Date: Fri, 29 Dec 2006 13:12:28 -0500

On 29 Dec 2006 07:55:59 -0800, Ian Lance Taylor <address@hidden> wrote:
Paul Eggert <address@hidden> writes:

>       * NEWS: AC_PROG_CC, AC_PROG_CXX, and AC_PROG_OBJC now take an
>       optional second argument specifying the default optimization
>       options for GCC.  These optimizations now default to "-O2 -fwrapv"
>       instead of to "-O2".  This partly attacks the problem reported by
>       Ralf Wildenhues in
>       <http://lists.gnu.org/archive/html/bug-gnulib/2006-12/msg00084.html>
>       and in <http://gcc.gnu.org/ml/gcc/2006-12/msg00459.html>.

I fully appreciate that there is a real problem here which needs to be
addressed, but this does not seem like the best solution to me.  A
great number of C programs are built using autoconf.  If we make this
change, then they will all be built with -fwrapv.  That will disable
useful loop optimizations, optimizations which are enabled by default
by gcc's competitors.  The result will be to make gcc look worse than
it is.

You will recall that the problem with the original code was not in the
loop optimizers; it was in VRP.  I think we would be better served by
changing VRP to not rely on undefined signed overflow.  Or, at least,
to not rely on it without some additional option.


Actually, I seriously disagree with both patches.

Nobody has yet showed that any significant number of programs actually
rely on this undefined behavior.  All they have shown is that we have
one program that does, and that some people can come up with loops
that break if you make signed overflow undefined..
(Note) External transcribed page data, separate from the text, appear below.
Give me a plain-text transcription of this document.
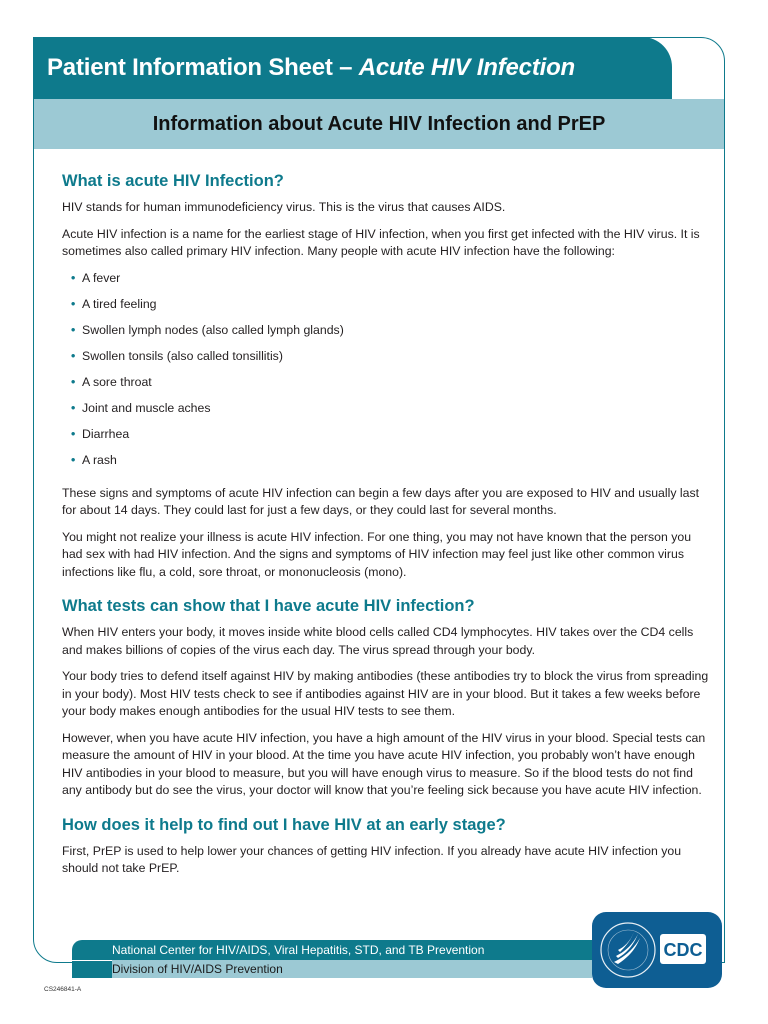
Patient Information Sheet – Acute HIV Infection
Information about Acute HIV Infection and PrEP
What is acute HIV Infection?

HIV stands for human immunodeficiency virus. This is the virus that causes AIDS.

Acute HIV infection is a name for the earliest stage of HIV infection, when you first get infected with the HIV virus. It is sometimes also called primary HIV infection. Many people with acute HIV infection have the following:

• A fever
• A tired feeling
• Swollen lymph nodes (also called lymph glands)
• Swollen tonsils (also called tonsillitis)
• A sore throat
• Joint and muscle aches
• Diarrhea
• A rash

These signs and symptoms of acute HIV infection can begin a few days after you are exposed to HIV and usually last for about 14 days. They could last for just a few days, or they could last for several months.

You might not realize your illness is acute HIV infection. For one thing, you may not have known that the person you had sex with had HIV infection. And the signs and symptoms of HIV infection may feel just like other common virus infections like flu, a cold, sore throat, or mononucleosis (mono).

What tests can show that I have acute HIV infection?

When HIV enters your body, it moves inside white blood cells called CD4 lymphocytes. HIV takes over the CD4 cells and makes billions of copies of the virus each day. The virus spread through your body.

Your body tries to defend itself against HIV by making antibodies (these antibodies try to block the virus from spreading in your body). Most HIV tests check to see if antibodies against HIV are in your blood. But it takes a few weeks before your body makes enough antibodies for the usual HIV tests to see them.

However, when you have acute HIV infection, you have a high amount of the HIV virus in your blood. Special tests can measure the amount of HIV in your blood. At the time you have acute HIV infection, you probably won’t have enough HIV antibodies in your blood to measure, but you will have enough virus to measure. So if the blood tests do not find any antibody but do see the virus, your doctor will know that you’re feeling sick because you have acute HIV infection.

How does it help to find out I have HIV at an early stage?

First, PrEP is used to help lower your chances of getting HIV infection. If you already have acute HIV infection you should not take PrEP.

National Center for HIV/AIDS, Viral Hepatitis, STD, and TB Prevention
Division of HIV/AIDS Prevention
CDC
CS246841-A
OTOH, people who rely on signed overflow being wraparound generally
*know* they are relying on it.
Given this seems to be some  small number of people and some small
amount of code (since nobody has produced any examples showing this
problem is rampant, in which case i'm happy to be proven wrong), why
don't they just compile *their* code with -fwrapv?

I posted numbers the last time this discussion came up, from both GCC
and XLC, that showed that making signed overflow wraparound can cause
up to a 50% performance regression in *real world* mathematical
fortran and C codes  due to not being able to perform loop
optimizations.
Note that these were not just *my* numbers, this is what the XLC guys
found as well.

In fact, what they told me was that since they made their change  in
1991, they have had *1* person who  reported a program that didn't
work.
This is just the way the world goes.  It completely ruins dependence
analysis, interchange, fusion, distribution, and just about everything
else.  Hell, you can't even do a good job of unrolling because you
can't estimate loop bounds anymore.

I'll also point out that *none* of these codes that rely on signed
overflow wrapping will work on any *other* compiler as well, as they
all optimize it.

Most even optimize *unsigned* overflow to be undefined in loops at
high opt levels (XLC does it at -O3+), and warn about it being done,
because this gives them an additional 20-30% performance benefit (in
particular on 32 bit fortran codes that are now run on 64 bit
computers, as the  induction variables are usually still 32 bit, but
they have to cast to 64 bit to index into arrays.  Without them
assuming unsigned integer overflow is undefined for ivs, they can't do
*any* iv related optimization here because the wraparound point would
change).  Since XLC made this change in 1993, they have had 2 bug
reports out of hundreds of thousands that were attributable to doing
this.

I believe what we have here is a very vocal minority.  I will continue
to believe so until someone provides real world counter evidence that
people do, and *need to*, rely on signed overflow being wraparound to
a degree that we should disable the optimization.